The Close Reading of Poetry
A Practical Introduction and Guide to Explication

Keywords: Diction, Register, & Tone

Pay very close attention to what individual words mean—and especially to what you think might be keywords, since this is where meaning can be concentrated.

  • Which words stand out, and why?

Consider how words may carry more than one meaning. A dictionary is useful, especially one based on historical principles, since it will point to how the meanings of words may have changed over time. For, example, silly once meant helpless; awesome might not mean really cool, but suggest feelings of deep reverence or inspiration—or even the sublime.
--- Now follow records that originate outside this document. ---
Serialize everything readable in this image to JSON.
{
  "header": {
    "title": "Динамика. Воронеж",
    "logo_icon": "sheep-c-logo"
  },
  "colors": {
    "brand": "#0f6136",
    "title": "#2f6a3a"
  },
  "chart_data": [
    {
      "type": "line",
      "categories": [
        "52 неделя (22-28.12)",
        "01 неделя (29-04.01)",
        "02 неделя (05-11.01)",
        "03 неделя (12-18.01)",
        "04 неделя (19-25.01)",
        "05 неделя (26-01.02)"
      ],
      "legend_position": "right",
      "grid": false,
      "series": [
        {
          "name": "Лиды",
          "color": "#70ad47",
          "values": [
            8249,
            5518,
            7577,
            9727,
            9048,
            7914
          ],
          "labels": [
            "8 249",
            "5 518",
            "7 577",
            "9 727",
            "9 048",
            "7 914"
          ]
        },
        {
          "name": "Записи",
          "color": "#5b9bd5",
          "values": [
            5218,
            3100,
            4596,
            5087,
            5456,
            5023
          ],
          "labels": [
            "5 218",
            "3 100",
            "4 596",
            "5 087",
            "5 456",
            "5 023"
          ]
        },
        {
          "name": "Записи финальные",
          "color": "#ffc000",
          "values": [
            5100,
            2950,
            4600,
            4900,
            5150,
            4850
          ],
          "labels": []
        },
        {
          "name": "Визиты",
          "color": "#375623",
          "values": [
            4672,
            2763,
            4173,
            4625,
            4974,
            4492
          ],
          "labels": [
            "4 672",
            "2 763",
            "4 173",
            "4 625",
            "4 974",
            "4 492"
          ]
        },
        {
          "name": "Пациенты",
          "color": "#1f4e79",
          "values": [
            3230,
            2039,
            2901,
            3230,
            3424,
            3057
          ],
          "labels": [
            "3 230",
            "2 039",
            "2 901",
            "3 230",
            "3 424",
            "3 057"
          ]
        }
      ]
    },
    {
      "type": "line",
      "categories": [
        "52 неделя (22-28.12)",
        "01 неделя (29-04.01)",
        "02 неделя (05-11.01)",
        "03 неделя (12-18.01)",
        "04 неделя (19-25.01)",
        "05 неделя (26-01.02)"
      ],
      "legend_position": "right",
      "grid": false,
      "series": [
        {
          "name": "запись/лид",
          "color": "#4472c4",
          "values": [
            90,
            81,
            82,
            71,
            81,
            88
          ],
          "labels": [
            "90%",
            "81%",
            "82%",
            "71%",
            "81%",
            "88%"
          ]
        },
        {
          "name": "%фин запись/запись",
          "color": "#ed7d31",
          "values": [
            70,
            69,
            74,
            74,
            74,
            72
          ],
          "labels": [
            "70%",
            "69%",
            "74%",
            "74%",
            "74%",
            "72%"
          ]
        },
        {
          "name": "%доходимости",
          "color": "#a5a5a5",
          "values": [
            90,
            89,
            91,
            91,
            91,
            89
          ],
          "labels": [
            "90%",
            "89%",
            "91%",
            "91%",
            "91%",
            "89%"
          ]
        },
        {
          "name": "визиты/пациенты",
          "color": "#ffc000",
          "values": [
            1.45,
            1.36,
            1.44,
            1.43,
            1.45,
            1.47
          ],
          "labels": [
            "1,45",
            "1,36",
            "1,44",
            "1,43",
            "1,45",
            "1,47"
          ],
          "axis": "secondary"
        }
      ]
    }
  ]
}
  • Do any words carry non-contemporary or unfamiliar meanings?
  • Do any words likely carry multiple and/or ambiguous meanings?
  • Do repeated words carry the same meaning when repeated, or do they change meaning? Words often evolve in meaning when repeated.
  • Do particular words or phrases seem drawn to or connected with each other? These often add up so that a clearer sense of the poem emerges. Words with similar sounds can also draw attention to each other?
  • Do certain words seem to clash with each other, and what effect does this have? Think in terms of oppositions, tensions, conflicts, and binaries..
  • Do you notice lots of things (nouns) or lots of action (verbs)? Is the poem concrete, about specific things and places, or is the poem more abstract, about concepts or ideas? Is the poem full of movement, or does it seem to stay still and look at or consider one thing?

Consider word choice, or diction:

  • Is the word choice distinctive? Does it add up to a kind of style—for example, is it elaborate, dense, simple, old-fashioned, formal, conversational, descriptive, abstract, or any other quality?
  • How would you describe the level of language and vocabulary ( register): informal, formal, common, casual, neutral, mixed?

Tone. Address the tone of the speaker or narrator, which is the attitude taken by the poem’s voice toward the subject of the poem:

  • What is the attitude taken by the voice of the poem toward the subjects of the poem? Is the tone serious, ironic, amorous, argumentative, distant, intimate, somber, angry, playful, cheerful, despondent, conversational, yearning, etc.—or is it mixed, changing, ambiguous, or unclear? Remember that tone often changes in the course of a poem.
  • Is there any kind of realization about the subject that the speaker of the poem comes to? What is that realization?
  • Does that voice seem to be aware of YOU, the reader? Can you even tell this? In short, what is the attitude of the speaker to YOU, since, as reader, you are part of the poem’s subject?

[Key terms: style, diction, register, tone, irony, ambiguity.]